Decimal 755 in binary conversion provides the detailed information on what is the binary equivalent of (755)10, and the step-by-step work for how to convert the decimal (base-10) number 755 to its binary (base-2) equivalent.
(755)10 in binary is equal to:
(755)10 = (?)2
Perform successive MOD-2 operation for decimal 755, and mark the initial remainder as LSB and the final remainder as MSB as like the below.
755 MOD-2 | 755 / 2 = 377 | Remainder is 1 → LSB |
377 MOD-2 | 377 / 2 = 188 | Remainder is 1 |
188 MOD-2 | 188 / 2 = 94 | Remainder is 0 |
94 MOD-2 | 94 / 2 = 47 | Remainder is 0 |
47 MOD-2 | 47 / 2 = 23 | Remainder is 1 |
23 MOD-2 | 23 / 2 = 11 | Remainder is 1 |
11 MOD-2 | 11 / 2 = 5 | Remainder is 1 |
5 MOD-2 | 5 / 2 = 2 | Remainder is 1 |
2 MOD-2 | 2 / 2 = 1 | Remainder is 0 |
1 MOD-2 | 1 / 2 = 0 | Remainder is 1 → MSB |
Arrange the remainders from MSB to LSB forms the binary equivalent of 755.
75510 = 10111100112
Hence,
755 in binary is 1011110011
where,
755
10 is the given decimal number,
10 in 755
10 represents the base-10 or decimal number system,
1011110011
2 is the binary equivalent of the decimal 41,
2 in 1011110011
2 represents the base-2 or binary number system.
Important Notes: (755)10 in Binary
The below are some of the important notes to be remembered while converting the base-10 number 755 into a binary number.

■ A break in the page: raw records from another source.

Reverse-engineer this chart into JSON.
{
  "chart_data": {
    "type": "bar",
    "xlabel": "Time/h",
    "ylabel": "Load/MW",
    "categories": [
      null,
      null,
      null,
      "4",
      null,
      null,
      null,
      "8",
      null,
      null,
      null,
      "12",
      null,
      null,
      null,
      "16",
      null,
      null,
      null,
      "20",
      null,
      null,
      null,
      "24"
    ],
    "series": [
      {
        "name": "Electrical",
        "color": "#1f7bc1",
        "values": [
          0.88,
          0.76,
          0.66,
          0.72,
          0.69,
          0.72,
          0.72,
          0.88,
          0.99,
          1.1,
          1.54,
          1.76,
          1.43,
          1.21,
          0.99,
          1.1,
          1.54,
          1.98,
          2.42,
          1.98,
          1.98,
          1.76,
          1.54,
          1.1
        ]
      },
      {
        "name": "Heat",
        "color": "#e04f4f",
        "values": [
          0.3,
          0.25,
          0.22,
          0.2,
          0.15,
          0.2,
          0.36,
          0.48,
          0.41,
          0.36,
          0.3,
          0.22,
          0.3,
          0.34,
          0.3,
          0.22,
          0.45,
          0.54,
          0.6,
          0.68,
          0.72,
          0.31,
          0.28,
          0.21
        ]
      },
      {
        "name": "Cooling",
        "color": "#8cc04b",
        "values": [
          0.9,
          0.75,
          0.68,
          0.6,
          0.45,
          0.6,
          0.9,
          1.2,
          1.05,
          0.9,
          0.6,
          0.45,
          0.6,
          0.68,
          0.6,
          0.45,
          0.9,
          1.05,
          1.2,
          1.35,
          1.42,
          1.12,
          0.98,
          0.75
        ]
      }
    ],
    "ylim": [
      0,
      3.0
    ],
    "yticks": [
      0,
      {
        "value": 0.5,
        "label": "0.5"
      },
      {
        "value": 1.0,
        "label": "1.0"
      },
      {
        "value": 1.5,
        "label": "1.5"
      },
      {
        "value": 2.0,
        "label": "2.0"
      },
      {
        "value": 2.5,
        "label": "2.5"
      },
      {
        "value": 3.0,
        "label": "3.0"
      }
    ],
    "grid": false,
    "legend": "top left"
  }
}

- The initial or first remainder while performing MOD-2 operation for 755 is a Least Significant Bit (LSB).
- The last remainder while performing MOD-2 operation for 755 is a Most Significant Bit (MSB).
- The remainders of MOD-2 operation for 755 should be written from MSB to LSB to form the binary equivalent for the given decimal number (755)10.